Its kind of scary but I'm about halfway done with my assignments due on Saturday and it is only Tuesday. I'm starting to scare myself!! Maybe this is get it done early mentality can be part of the new me I'm working on. For those of you who don't know (which should be pretty much everybody - cause I haven't told a soul) I've decided to take time to focus on me. I turned in my notice to soccer that I will be on sabbatical through the Thanksgiving Holiday at which time I will re-evaluate my involvement with them.

In other news, I've decided to stay at my current employer and position. Mainly because I will not find another position with the flexibility, pay, and insurance that I have with this one. The insurance is something I can't live without right now, I should be released from the specialists care in another year or so. Oddly enough, as much as I wanted to leave two weeks ago, I'm at peace with the realization I have to stay. It is almost as if God is telling me, "No, you can't go yet. You're not finished there."

As for my lack of relationships w/ boys right now. I've resigned myself to the fact that I can't do anything about it. I'm working on me, improving me, and that is all I can do. Thankfully I have wonderful friends and a family who loves me. I'm pretty happy with that - everything else will come when the time is right. And in all reality, do I really have time to start a new relationship, the answer is NO. I would love to, because I so crave the cuddling, hugging, and hand holding that come along w/ a dating relationship, but I couldn't be emotionally invested right now. At least I don't think I could. I don't really know. I pray that God will grant me wisdom, patience, and peace in this area of my life.

Sunday, October 02, 2005

 

Exciting Times

Well, many things are up in the air right now.
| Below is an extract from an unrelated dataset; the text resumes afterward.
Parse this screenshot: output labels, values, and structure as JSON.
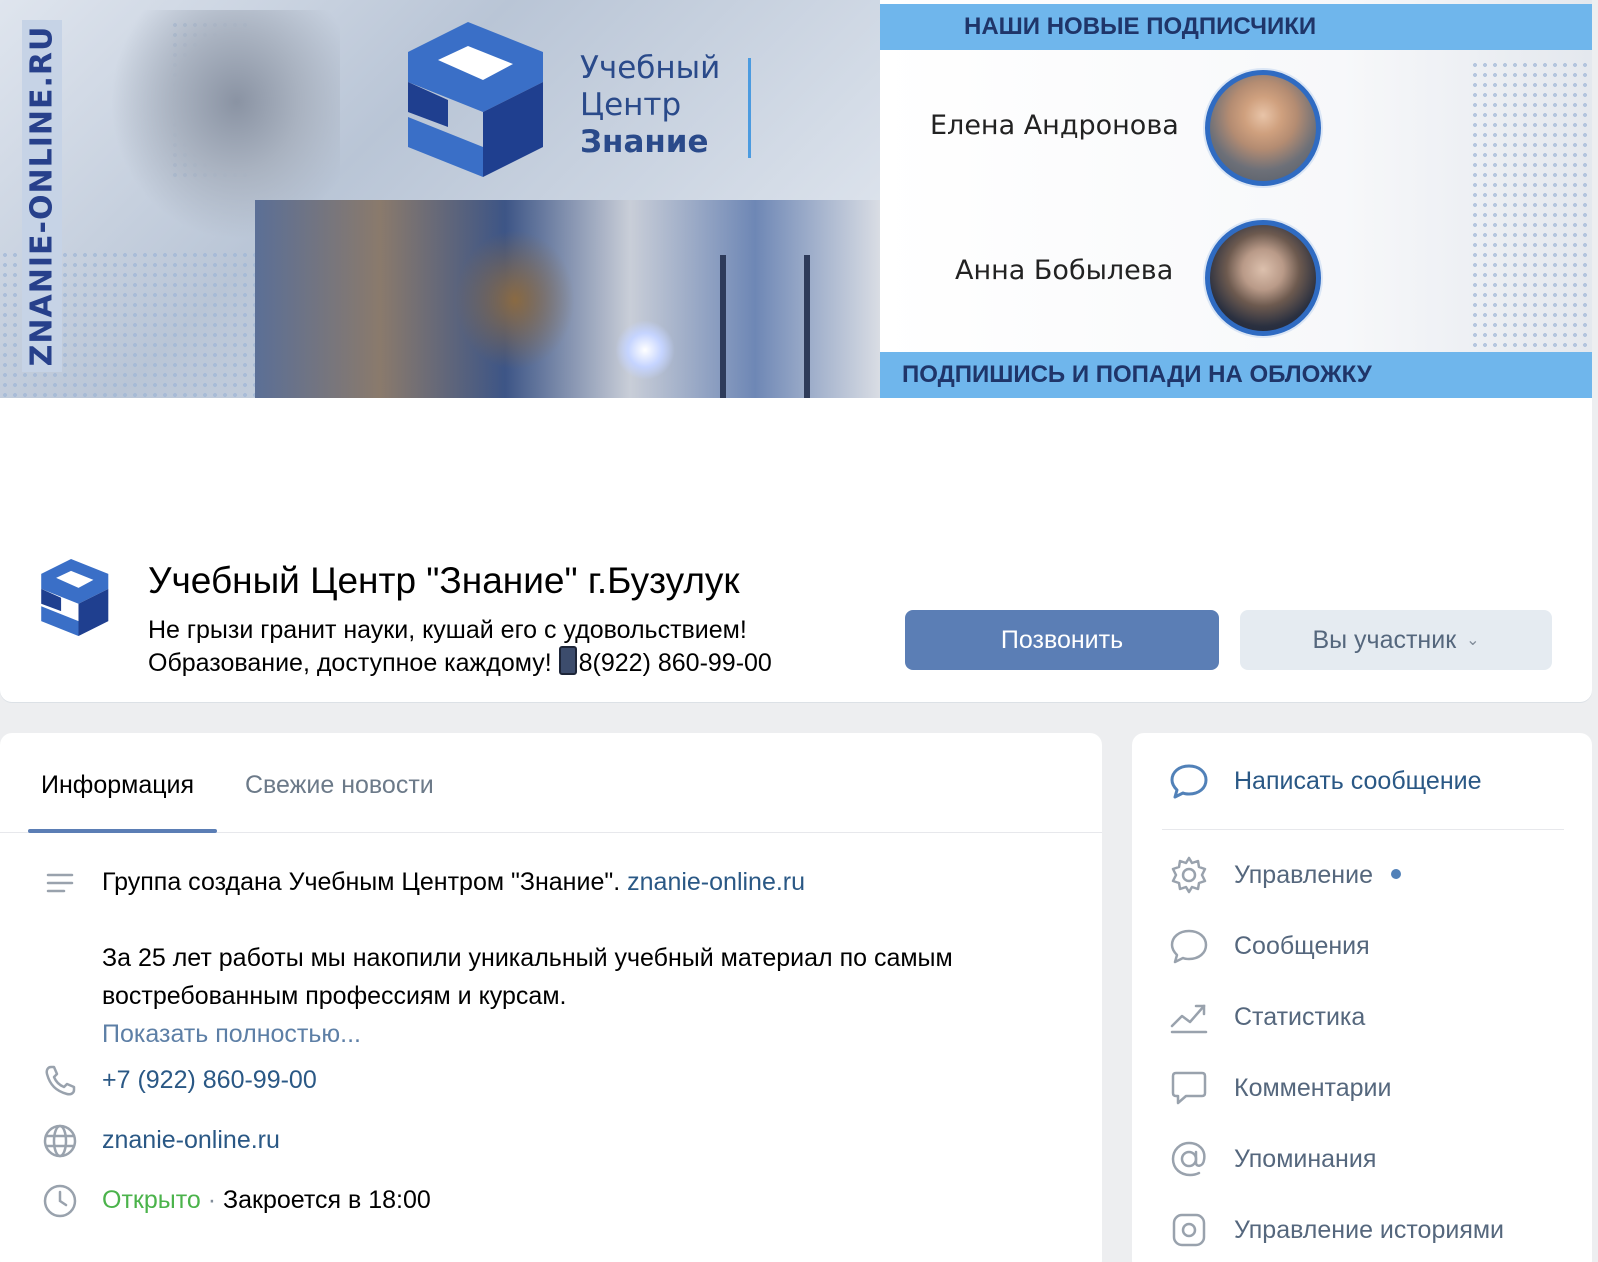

I still haven't made a decision as to my career situation. At this point I have made tentative phone calls, and emails expressing interest, but nothing yet. I did start my substitute teaching application, but it will have to wait until after my England trip for sure. In the next 6 days I have to prepare for an 8 hour class on Saturday, I have board meeting on Monday, England meeting on Tuesday, Wednesday is church (maybe) & study, Thursday is Study, Friday is study and final project prep. Saturday is class - I have to be at school by 7:45am!! For those of you who know me - you can realize exactly how amazing it is that I can make it to class. I am also working two jobs right now (still) in order to be comfortable - it sucks, but it is the price I have to pay (no pun intended).

I'm getting really excited about our England trip. I can't believe I'll be in London in 12 days!!! It's amazing.

I did something today I'm very proud of - I had enough courage to ask someone that I've been interested in for a while, if they were in fact interested in someone else. Sadly the answer is yes, he is interested in someone else. :-( BUT I at least had the nerve to ask, and now I know. "And knowing is half the battle" - Thanks GI Joe. I suppose it will make things better in the end, but that doesn't take any of the hurt away for now. I will survive - I am incredibly proud of myself for having enough guts to ask. Hopefully he and I can continue to be friends and that is it.